In this blog post, we share with you how our office was able to do just that despite several challenges presented to us by USCIS, in which the adjudicating officer downplayed our client’s achievements, and unnecessarily applied a narrow interpretation of the standard “fashion model” to our client who did not fit the traditional mold of a “fashion model.”

Through a detailed presentation of additional evidence, we advocated for our client and explained that although our client did not neatly fit into the traditional category of “fashion model,” she did in fact satisfy at least three of the eight criteria for O-1B, based on her extraordinary achievement as a social media influencer and model, prominence, recognition, and her lead/critical role as founder of her own successful web platform.

Here, we will share with you how we were able to overcome such challenges and ultimately obtain an approval for our client.


The Rise of Social Media Influencers

Before the social media boom, fashion models were considered the primary vehicle by which companies promoted and advertised commercial products for global audiences. For those seeking success in today’s modeling landscape, social media platforms like Instagram, TikTok, Facebook, YouTube, and Only Fans provided fertile ground for a new type of “model” to emerge – the social media influencer and “instafamous” model.

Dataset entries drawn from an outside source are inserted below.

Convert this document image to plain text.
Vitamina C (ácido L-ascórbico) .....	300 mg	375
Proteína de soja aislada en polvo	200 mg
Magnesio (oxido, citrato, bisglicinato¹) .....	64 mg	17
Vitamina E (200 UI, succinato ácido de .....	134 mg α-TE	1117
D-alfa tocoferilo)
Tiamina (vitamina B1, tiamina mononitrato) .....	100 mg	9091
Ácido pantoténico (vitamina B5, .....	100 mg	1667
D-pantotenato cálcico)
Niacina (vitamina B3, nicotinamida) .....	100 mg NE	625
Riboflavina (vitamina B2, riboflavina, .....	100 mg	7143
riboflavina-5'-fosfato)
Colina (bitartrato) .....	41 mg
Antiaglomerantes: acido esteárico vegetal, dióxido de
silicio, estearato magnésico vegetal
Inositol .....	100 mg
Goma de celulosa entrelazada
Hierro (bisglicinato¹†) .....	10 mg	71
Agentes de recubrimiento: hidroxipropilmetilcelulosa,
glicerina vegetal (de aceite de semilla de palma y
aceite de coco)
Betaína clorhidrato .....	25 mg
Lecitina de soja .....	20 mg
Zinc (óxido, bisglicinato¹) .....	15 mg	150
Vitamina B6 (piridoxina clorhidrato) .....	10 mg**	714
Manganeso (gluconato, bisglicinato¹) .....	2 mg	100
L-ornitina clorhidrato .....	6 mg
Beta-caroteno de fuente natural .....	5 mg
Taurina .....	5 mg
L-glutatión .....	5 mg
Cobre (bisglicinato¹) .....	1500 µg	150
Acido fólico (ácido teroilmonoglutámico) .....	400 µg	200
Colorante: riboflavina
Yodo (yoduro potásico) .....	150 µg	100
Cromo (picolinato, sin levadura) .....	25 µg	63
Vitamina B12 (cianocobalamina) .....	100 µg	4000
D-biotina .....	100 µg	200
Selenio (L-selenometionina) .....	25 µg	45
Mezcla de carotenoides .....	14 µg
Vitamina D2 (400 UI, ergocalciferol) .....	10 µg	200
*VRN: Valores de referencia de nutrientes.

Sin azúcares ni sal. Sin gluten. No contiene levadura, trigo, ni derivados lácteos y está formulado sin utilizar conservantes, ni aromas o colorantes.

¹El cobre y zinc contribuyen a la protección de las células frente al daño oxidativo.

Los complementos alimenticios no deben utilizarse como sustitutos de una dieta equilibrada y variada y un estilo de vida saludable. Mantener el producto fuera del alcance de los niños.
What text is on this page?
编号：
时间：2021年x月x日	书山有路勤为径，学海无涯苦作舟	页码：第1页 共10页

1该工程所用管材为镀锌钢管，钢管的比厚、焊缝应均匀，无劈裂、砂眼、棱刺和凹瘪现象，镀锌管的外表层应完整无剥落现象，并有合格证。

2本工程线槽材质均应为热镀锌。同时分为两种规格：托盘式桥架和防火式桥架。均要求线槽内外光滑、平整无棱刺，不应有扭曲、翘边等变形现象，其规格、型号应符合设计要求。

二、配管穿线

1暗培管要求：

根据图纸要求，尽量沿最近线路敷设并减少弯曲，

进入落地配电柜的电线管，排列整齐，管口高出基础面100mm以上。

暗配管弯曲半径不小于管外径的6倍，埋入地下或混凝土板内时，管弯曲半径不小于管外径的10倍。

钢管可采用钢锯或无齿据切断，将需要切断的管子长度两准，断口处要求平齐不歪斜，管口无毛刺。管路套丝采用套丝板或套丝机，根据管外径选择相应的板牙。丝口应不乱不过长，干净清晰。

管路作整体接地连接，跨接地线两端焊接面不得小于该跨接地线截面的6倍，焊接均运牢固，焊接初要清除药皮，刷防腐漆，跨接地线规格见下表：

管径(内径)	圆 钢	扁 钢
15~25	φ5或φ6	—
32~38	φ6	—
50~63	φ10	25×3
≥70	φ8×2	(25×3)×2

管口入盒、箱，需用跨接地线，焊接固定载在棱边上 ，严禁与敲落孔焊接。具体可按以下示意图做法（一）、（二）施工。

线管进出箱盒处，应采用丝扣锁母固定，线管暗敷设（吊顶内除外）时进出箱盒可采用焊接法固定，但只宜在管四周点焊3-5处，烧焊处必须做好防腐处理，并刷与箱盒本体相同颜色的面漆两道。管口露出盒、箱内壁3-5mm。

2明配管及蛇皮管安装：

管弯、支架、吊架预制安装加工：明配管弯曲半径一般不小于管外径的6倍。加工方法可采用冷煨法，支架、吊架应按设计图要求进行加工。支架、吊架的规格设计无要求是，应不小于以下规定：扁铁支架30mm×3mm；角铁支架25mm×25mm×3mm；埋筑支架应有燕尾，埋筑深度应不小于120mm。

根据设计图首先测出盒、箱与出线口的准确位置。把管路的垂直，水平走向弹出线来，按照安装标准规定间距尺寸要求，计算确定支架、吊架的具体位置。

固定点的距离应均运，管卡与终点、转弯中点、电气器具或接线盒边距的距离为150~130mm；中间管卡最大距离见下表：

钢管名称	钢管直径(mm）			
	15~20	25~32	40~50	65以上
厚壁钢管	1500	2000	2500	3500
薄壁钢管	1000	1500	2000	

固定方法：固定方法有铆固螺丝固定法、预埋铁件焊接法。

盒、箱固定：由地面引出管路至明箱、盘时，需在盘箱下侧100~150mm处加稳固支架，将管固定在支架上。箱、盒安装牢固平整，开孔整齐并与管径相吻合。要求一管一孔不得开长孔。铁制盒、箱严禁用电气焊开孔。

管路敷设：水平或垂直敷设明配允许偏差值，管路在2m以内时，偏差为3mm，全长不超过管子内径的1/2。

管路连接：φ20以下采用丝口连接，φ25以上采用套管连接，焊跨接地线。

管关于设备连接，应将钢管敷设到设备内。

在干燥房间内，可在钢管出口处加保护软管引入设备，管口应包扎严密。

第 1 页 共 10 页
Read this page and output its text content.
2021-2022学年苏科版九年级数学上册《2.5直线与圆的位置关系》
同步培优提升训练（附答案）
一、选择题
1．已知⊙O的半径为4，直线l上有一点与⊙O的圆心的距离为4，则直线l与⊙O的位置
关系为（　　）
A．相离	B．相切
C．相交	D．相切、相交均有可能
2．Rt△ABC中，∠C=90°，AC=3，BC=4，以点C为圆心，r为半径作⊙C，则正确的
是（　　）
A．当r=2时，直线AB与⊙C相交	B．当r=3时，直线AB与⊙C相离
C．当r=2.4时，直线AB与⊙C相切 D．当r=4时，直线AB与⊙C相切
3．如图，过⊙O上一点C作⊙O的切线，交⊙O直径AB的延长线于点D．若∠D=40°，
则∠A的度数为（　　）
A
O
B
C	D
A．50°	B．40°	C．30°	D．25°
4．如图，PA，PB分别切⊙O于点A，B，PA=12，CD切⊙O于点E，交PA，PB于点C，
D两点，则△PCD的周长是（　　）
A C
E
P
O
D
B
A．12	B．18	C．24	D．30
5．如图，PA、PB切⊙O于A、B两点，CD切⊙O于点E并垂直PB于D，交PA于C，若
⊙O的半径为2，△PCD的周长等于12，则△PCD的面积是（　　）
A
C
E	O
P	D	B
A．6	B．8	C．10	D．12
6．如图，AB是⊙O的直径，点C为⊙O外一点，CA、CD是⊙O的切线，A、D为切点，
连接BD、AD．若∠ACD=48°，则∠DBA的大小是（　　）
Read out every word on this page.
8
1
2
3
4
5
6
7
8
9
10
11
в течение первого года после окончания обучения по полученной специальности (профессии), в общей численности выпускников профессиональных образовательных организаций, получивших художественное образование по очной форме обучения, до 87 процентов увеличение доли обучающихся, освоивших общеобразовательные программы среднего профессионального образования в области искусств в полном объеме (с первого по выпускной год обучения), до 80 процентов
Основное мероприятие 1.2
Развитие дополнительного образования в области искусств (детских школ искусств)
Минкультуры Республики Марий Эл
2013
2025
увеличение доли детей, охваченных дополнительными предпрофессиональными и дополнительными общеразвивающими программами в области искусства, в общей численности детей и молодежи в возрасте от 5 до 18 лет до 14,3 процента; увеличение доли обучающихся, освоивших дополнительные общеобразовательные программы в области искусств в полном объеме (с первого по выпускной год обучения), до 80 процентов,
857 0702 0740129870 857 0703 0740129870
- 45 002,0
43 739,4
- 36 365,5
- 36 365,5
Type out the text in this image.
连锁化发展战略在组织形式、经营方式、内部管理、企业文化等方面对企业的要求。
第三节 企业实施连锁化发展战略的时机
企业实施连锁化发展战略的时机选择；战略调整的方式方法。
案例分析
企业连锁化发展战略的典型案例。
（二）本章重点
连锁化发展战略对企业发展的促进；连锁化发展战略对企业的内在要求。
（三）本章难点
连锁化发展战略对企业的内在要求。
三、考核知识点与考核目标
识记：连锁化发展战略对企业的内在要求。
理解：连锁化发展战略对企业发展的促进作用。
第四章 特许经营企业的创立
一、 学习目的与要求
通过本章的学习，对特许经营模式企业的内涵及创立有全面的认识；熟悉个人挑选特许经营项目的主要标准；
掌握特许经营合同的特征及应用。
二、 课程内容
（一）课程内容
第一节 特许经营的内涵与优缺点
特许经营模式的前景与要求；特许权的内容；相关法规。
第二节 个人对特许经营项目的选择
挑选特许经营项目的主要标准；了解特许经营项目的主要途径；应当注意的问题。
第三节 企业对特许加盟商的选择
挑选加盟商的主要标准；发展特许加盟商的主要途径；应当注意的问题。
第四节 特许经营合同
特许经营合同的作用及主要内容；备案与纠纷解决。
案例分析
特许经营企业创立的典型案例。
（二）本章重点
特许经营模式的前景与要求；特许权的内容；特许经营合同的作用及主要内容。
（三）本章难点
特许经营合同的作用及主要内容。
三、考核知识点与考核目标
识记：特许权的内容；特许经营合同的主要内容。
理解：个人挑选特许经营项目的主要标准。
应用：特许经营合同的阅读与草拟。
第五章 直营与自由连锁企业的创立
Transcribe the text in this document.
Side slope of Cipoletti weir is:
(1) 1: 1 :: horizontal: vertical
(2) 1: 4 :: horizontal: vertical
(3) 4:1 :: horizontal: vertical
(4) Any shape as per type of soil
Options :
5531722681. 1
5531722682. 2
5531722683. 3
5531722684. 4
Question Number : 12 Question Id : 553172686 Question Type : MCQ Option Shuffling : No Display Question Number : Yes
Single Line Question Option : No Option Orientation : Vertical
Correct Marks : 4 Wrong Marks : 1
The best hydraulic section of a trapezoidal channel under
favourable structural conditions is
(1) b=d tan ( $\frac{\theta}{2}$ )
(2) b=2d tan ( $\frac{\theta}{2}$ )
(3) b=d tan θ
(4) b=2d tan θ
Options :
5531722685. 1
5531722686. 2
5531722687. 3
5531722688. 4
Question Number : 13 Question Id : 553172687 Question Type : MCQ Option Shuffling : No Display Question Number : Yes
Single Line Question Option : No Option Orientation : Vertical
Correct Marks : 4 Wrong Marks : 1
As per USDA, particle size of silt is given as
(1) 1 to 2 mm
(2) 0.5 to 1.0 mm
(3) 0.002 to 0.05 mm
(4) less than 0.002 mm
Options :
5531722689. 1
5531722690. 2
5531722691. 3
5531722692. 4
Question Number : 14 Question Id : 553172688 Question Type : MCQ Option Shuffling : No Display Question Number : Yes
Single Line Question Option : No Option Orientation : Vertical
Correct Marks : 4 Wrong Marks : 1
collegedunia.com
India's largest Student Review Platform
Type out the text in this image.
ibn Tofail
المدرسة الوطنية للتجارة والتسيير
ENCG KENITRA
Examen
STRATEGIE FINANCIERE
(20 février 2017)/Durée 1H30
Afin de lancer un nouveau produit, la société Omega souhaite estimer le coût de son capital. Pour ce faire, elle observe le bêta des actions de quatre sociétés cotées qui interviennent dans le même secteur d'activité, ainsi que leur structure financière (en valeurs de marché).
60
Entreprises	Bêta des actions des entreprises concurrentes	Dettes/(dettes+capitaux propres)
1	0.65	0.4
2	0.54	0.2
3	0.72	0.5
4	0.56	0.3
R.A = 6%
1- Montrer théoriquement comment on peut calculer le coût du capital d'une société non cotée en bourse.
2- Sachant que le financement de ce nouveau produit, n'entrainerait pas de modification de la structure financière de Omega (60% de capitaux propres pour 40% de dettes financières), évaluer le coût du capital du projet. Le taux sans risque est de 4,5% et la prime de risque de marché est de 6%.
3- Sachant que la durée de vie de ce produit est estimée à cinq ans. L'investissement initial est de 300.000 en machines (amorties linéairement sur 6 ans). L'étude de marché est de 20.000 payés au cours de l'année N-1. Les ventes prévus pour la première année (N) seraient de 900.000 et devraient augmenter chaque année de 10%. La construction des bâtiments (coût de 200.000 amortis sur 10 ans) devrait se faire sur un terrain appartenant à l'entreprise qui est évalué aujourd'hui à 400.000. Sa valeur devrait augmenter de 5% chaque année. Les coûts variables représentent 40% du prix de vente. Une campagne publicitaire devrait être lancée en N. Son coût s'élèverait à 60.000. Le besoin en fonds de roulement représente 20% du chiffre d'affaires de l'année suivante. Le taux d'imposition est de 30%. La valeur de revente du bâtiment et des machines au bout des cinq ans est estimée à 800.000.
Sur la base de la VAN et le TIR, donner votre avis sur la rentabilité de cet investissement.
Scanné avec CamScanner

While such influencers do not fit the traditional “model” prototype, they have taken an unconventional approach to developing their social media presence, and leveraging their online presence in such a way that has enabled them to achieve and sustain an extraordinary level of achievement and recognition within their respective industries. Such influencers have been able to amass millions of followers and achieve an extraordinary level of achievement by inking lucrative brand deals, partnerships, and collaborations with some of the world’s largest companies.

There can be no doubt that the rise of the social media influencer marketing has revolutionized the way that companies do business. That is because the industry has recognized that influencers can engage and connect with their large audiences in a way that cannot be replicated through traditional media figures.

For instance, influencers build relationships with their audiences through sharing their opinions and personal stories, thereby establishing a sense of credibility and authenticity that differentiates them from most conventional models.

Those influencers that have achieved a high level of achievement in their field, by way of sustained national or international acclaim, and a degree of recognition that is substantially above that ordinarily encountered in the field, may qualify for the O-1B visa to live and work in the United States in the area of extraordinary ability.


An Overview: What Are the O-1B Visa Requirements?

To understand our client’s dilemma, let’s first discuss the general requirements to qualify for the O-1B visa.

The O-1B is a nonimmigrant visa classification for individuals with extraordinary ability in the arts or entertainment.

As a general matter, to qualify for an O-1B visa, you must demonstrate extraordinary ability by sustained national or international acclaim, or a record of extraordinary achievement in the arts, and you must be coming temporarily to the United States to continue work in the area of extraordinary ability.

Extraordinary ability in the field of arts means distinction. Distinction means a high level of achievement in the field of the arts. This is evidenced by a degree of skill and recognition substantially above that ordinarily encountered, to the extent that you are prominent, renowned, leading, or well-known in the field of arts.

Models of extraordinary ability in general are categorized by USCIS under the general “fashion model” standard. This general category however is not a one size fits all and is generally an inappropriate standard to apply to unconventional models that do not fit the “fashion model” prototype as in our client’s case.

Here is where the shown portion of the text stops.